What does an AI ethicist do?
Microsoft was one of the earliest companies to begin discussing and advocating for an ethical perspective on artificial intelligence. The issue began to take off at the company in 2016, when CEO Satya Nadella spoke at a developer conference about how the company viewed some of the ethical issues around AI, and later that year published an article about these issues. Nadella’s primary focus was on Microsoft’s orientation toward using AI to augment human capabilities and building trust into intelligent products. The next year, Microsoft’s R&D head Eric Horvitz partnered with Microsoft’s president and chief legal officer Brad Smith to form Aether, a cross-functional committee addressing AI and ethics in engineering and research.

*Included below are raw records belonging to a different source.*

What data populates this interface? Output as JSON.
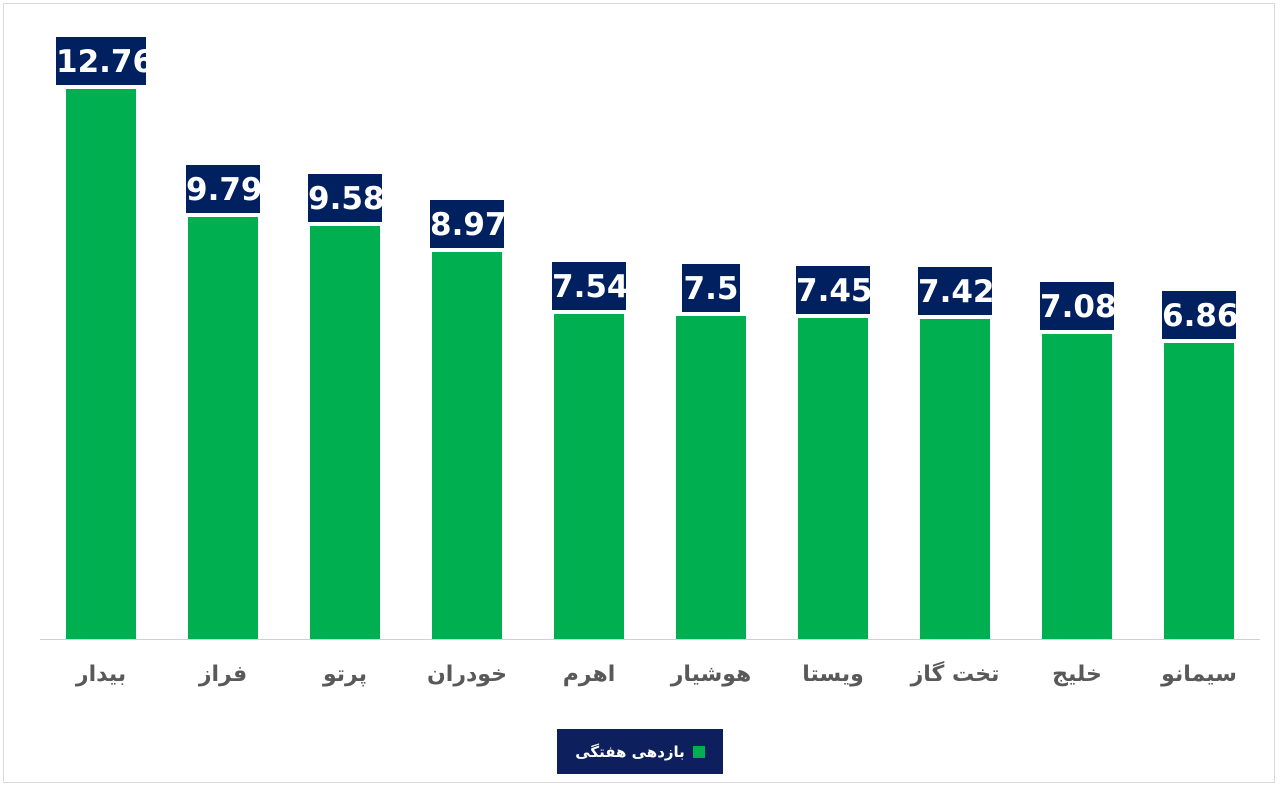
{
  "chart_data": {
    "type": "bar",
    "title": "",
    "xlabel": "",
    "ylabel": "",
    "categories": [
      "بیدار",
      "فراز",
      "پرتو",
      "خودران",
      "اهرم",
      "هوشیار",
      "ویستا",
      "تخت گاز",
      "خلیج",
      "سیمانو"
    ],
    "series": [
      {
        "name": "بازدهی هفتگی",
        "color": "#00b050",
        "values": [
          12.76,
          9.79,
          9.58,
          8.97,
          7.54,
          7.5,
          7.45,
          7.42,
          7.08,
          6.86
        ]
      }
    ],
    "ylim": [
      0,
      13
    ],
    "grid": false,
    "legend_position": "bottom",
    "data_labels": [
      "12.76",
      "9.79",
      "9.58",
      "8.97",
      "7.54",
      "7.5",
      "7.45",
      "7.42",
      "7.08",
      "6.86"
    ],
    "data_label_bg": "#002060"
  },
  "legend": {
    "label": "بازدهی هفتگی"
  }
}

With these foundations laid, in 2018, Microsoft established a full-time position in AI policy and ethics. Tim O’Brien, who has been with Microsoft for 15 years as a general manager, first in platform strategy and then global communications, took on the role.
Of course, many organizations are increasingly paying attention to ethical issues around AI. In a 2018 Deloitte survey, 32% of AI-aware executives ranked the ethical risks of AI as one of their top three AI-related concerns. Microsoft and O’Brien are essentially bellwethers on this issue — the figurative sheep at the head of the flock — in creating a role focused on, as O’Brien puts it, AI ethics “advocacy and evangelism.”